Com a implantação das redes 3G no Brasil, que deve movimentar entre R$ 3 e R$ 5 bilhões somente em 2008, os usuários de telefonia móvel poderão contar com uma grande variedade de serviços que dependem de maior velocidade de acesso, videoconferência por celular, acesso à Internet e à televisão, entre outros.
O interesse da população por esses novos aplicativos é um dos temas abordados no estudo “GTI Telecoms”, realizado em novembro de 2007 pela TNS, empresa do segmento de pesquisas de TI/Telecom e apresentado hoje (26), pela TNS InterScience. O levantamento foi realizado no Brasil e em mais 29 países e reuniu 16 mil entrevistas de pessoas com 16 a 60 anos.
O boom da música pelo celular
O estudo identificou que 43% dos usuários utilizam o celular para alguma aplicação relacionada à música: ouvir rádio, MP3 player, baixar ou compartilhar músicas. Na América Latina, esse percentual é menor (29%), mas a expectativa é de crescimento nos próximos anos. No Brasil, o uso do celular como MP3 player quintuplicou de 2006 para 2007.
"A implantação da rede celular de terceira geração aumentará substancialmente o potencial de crescimento, na região, de downloads e sideloads (compartilhamento de música entre usuários)", acredita Renato Trindade, diretor de TI e Telecom da TNS InterScience e responsável pela pesquisa no Brasil.
Em mercados onde a rede 3G já está em funcionamento, a utilização de aplicativos de música ultrapassa 70%, a exemplo da Coréia, onde o sistema foi lançado há dois anos. “A mobilidade para ouvir música se popularizou desde os tempos do walkman, então não existem barreiras de uso para a adoção de aplicativos de música pelo celular”, ressalta Trindade. Esses aplicativos, segundo o executivo, são populares em todos os grupos de entrevistados. Ele conta que cada usuário passa, em média, sete horas por semana ouvindo música.
A pesquisa detectou, ainda, que o download é superado pelo sideload, uma vez que 22% dos usuários utilizam o celular para transferir música para amigos ou para o PC, enquanto que apenas 16% fazem downloads na rede. Essa constatação traz um desafio a mais para as operadoras, fabricantes e empresas de entretenimento. “Elas terão que investir em conteúdo local para gerar receita com o serviço de download”, avisa Trindade.

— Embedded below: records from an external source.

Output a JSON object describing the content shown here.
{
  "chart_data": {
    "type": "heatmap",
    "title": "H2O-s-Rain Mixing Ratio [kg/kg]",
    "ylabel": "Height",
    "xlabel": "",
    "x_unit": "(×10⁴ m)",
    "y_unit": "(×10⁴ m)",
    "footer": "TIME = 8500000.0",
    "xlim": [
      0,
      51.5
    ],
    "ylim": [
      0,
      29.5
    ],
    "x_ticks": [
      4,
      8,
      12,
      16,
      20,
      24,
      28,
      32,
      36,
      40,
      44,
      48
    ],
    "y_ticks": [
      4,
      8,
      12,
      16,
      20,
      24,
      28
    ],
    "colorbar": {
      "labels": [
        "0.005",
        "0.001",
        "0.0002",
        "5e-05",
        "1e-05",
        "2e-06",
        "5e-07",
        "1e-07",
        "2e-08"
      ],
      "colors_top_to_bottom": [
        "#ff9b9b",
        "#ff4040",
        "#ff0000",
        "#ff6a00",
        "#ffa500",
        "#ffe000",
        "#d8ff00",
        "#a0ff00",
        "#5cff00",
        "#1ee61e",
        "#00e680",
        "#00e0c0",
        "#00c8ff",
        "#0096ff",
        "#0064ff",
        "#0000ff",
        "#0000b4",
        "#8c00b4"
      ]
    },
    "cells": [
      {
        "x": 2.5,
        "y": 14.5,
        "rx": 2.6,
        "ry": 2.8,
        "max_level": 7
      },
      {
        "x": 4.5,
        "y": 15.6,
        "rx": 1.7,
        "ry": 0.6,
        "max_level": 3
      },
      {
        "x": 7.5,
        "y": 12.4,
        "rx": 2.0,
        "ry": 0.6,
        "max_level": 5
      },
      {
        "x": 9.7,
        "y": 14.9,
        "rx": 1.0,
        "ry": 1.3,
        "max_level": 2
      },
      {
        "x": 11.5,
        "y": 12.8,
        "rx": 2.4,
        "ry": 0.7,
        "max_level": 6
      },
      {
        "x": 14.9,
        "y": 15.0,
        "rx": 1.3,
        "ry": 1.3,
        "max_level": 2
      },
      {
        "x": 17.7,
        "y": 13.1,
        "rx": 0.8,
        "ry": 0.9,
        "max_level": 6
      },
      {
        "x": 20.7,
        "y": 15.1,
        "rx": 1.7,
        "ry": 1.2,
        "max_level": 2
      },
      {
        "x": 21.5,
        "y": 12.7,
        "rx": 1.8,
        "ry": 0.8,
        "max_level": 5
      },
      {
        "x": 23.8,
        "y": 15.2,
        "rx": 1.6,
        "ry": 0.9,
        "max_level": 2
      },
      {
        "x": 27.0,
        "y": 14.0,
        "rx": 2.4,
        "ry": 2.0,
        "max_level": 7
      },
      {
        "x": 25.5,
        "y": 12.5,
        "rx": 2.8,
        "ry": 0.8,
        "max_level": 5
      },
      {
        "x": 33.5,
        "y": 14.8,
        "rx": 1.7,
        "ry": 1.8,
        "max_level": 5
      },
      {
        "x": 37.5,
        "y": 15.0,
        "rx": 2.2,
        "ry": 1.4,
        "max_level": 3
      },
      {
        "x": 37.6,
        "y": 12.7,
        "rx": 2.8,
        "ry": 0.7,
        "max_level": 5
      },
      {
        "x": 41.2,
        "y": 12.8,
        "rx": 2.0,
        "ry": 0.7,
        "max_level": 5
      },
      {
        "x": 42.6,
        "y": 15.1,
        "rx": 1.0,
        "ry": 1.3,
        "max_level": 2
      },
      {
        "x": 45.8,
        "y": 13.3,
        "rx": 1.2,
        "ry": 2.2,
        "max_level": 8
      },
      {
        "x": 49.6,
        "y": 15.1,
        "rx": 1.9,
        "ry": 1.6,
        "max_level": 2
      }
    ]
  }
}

SMS e e-mail com os dias contados
A rede 3G permite que outro serviço popular na web, as mensagens instantâneas, sejam acessadas pelo celular. No mundo, esse serviço já conquistou 8% dos usuários, percentual próximo ao da América Latina (7%). O destaque, nesse caso, é para o potencial de crescimento desse serviço, já que, segundo o estudo, 31% dos latinos declararam interesse em utilizar o sistema de mensagens instantâneas pelo celular.
“Constatamos que os usuários de mensagens instantâneas pelo celular utilizam menos outras formas de mensagens como SMS e e-mails via PC, um forte indicador de que as mensagens instantâneas irão ‘canibalizar’ outras formas de comunicação por meio de texto”, antecipa Trindade.
A pesquisa analisou, ainda, o comportamento de um segmento importante da população, os future shapers, pessoas que influenciam a tendência futura de aquisição e uso de produtos e serviços. Para este grupo, as mensagens precisam ser instantâneas ou multimídia.
Além da existência de oportunidades para outras formas de mensagem, o levantamento constatou também que a facilidade para enviar mensagens tem se tornado um importante critério na escolha do modelo do celular.
GPS: baixo uso no presente, alto potencial futuro
Outro serviço que será potencializado pela rede banda larga móvel é a localização e navegação via celular. Essa facilidade tem, por enquanto, poucos adeptos — apenas 5% da população mundial utilizam GPS no celular. A maior barreira para a sua disseminação, na avaliação de Trindade, é o fato de o recurso ainda não estar disponíveis nos aparelhos móveis.
Entretanto, o potencial de crescimento do GPS é grande. Entre os future shapers esse é um dos itens mais desejados no celular, ficando à frente do Mobile TV, MP3 e do acesso à Internet.